The medals were flying off the stage quickly, and by the end of it, five Atlantic Canadian Breweries went home with some hardware: Quidi Vidi Brewing Co. won silver for their Premium Lager (North American Style Lager), and bronze for their Iceberg Beer (North American Style Premium Lager); Picaroons Brewing Co. won bronze for their Blonde Ale (North American Style Blonde/Golden Ale); PEI Brewing Co. won bronze for their Sir John A Honey Wheat Ale (Wheat Beer – North American Style); Rockbottom Brewpub won the region’s only gold with their Wreckoning RIS (Imperial Stout); Boxing Rock Brewing Co. won bronze for their The Vicar’s Cross Double IPA (Imperial India Pale Ale). Our sincere congratulations to all of the winners, and well done to Great Lakes Brewery who repeated as Brewery of the Year (full winner’s list available here). For those of you not in attendance, check out the streaming link.
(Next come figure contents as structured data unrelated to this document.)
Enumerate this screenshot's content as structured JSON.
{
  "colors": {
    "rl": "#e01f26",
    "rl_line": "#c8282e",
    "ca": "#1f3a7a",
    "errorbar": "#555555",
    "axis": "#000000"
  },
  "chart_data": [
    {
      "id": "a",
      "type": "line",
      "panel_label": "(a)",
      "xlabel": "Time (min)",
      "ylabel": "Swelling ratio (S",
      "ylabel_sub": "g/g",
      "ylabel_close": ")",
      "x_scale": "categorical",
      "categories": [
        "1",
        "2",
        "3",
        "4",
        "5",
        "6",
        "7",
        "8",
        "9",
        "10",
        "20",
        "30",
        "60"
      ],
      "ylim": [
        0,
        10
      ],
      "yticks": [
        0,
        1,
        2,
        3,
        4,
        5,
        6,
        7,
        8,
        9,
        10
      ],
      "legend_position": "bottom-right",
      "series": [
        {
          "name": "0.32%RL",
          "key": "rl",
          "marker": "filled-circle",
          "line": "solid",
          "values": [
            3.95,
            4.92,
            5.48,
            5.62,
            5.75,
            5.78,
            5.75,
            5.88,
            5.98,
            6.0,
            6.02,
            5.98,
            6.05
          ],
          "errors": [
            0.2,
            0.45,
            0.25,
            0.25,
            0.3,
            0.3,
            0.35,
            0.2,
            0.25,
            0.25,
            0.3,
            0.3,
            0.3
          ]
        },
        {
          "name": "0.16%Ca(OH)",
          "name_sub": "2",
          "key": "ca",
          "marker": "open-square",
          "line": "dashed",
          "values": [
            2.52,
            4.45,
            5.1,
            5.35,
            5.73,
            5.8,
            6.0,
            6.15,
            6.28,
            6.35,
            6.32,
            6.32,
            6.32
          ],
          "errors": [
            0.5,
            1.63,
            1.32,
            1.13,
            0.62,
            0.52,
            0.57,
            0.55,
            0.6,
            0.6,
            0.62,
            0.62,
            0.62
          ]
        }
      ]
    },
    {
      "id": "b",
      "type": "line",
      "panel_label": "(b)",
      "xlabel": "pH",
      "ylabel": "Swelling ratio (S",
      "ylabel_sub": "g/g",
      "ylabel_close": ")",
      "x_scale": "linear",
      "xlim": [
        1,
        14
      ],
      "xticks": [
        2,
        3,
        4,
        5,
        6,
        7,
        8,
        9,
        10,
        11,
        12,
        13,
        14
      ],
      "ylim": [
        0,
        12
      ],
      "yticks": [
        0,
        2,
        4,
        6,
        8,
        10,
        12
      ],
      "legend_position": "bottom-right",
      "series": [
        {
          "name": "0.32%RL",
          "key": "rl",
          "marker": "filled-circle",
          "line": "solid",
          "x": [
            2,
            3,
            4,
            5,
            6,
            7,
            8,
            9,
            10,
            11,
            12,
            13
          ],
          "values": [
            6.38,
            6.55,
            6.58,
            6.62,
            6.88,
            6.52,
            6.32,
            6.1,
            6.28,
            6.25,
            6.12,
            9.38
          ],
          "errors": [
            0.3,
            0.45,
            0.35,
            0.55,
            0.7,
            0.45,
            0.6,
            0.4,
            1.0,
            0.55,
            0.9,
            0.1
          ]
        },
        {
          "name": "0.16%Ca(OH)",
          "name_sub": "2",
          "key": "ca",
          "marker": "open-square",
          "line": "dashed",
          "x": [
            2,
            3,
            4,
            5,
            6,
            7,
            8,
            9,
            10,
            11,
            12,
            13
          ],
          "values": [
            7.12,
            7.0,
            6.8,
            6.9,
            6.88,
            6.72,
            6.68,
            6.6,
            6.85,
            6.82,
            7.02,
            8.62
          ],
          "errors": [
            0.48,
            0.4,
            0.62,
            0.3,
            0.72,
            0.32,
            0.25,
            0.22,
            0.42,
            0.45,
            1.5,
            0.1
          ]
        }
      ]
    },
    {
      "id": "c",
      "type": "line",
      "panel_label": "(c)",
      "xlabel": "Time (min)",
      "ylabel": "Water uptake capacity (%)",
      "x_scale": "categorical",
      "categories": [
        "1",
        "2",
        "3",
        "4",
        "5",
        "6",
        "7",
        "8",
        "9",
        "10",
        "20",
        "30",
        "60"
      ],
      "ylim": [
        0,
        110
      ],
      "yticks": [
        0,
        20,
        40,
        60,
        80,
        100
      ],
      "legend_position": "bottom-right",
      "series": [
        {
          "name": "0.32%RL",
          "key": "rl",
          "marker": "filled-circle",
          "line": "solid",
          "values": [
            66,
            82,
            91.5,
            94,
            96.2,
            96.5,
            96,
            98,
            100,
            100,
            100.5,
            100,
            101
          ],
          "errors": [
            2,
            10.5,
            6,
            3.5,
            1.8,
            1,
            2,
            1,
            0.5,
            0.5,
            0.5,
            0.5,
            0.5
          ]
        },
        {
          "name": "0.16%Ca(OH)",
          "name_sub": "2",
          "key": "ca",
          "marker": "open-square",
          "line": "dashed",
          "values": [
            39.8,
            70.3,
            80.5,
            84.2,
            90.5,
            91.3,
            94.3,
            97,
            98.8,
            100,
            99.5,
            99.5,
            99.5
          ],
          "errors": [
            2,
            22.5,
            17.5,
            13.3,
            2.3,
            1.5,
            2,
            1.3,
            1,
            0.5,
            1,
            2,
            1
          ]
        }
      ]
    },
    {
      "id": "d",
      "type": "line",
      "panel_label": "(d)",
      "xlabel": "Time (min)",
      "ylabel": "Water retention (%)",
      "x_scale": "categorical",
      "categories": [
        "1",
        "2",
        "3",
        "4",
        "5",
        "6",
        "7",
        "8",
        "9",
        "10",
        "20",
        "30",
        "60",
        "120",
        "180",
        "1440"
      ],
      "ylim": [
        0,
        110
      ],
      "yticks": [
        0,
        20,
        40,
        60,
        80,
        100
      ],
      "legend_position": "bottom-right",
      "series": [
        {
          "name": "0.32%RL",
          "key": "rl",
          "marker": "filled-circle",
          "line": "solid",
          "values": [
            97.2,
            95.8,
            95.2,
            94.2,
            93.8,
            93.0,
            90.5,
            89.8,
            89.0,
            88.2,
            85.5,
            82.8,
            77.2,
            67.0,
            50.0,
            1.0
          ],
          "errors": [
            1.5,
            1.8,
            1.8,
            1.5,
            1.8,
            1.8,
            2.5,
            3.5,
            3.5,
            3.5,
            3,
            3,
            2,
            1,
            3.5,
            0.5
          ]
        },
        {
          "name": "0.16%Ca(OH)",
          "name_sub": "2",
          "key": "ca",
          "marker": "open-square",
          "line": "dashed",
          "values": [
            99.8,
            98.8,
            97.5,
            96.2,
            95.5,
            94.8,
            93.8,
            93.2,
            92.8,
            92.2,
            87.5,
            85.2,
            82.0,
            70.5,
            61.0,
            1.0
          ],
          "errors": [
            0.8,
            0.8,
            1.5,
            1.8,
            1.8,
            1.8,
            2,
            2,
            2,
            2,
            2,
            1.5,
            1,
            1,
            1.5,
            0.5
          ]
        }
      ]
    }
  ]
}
Perhaps the most important part of the CBAs is meeting and talking with fellow members of the Canadian craft beer community. We really enjoyed seeing again (or meeting in person for the first time) our friends in the brewing world from Atlantic Canada and beyond; and for brewers, it was great to catch up and learn of successes across the region and country, what was working (or not) for breweries, and how that could apply for existing, new, or upcoming breweries.
Thanks to Rob Engman and Kristina Santone for giving us the privilege to attend, and a special thanks to the many crew members and volunteers we ran into over the weekend. Without your help, it wouldn’t have been such a memorable time! We hope to see you all in Niagara-on-the-Lake, ON next year!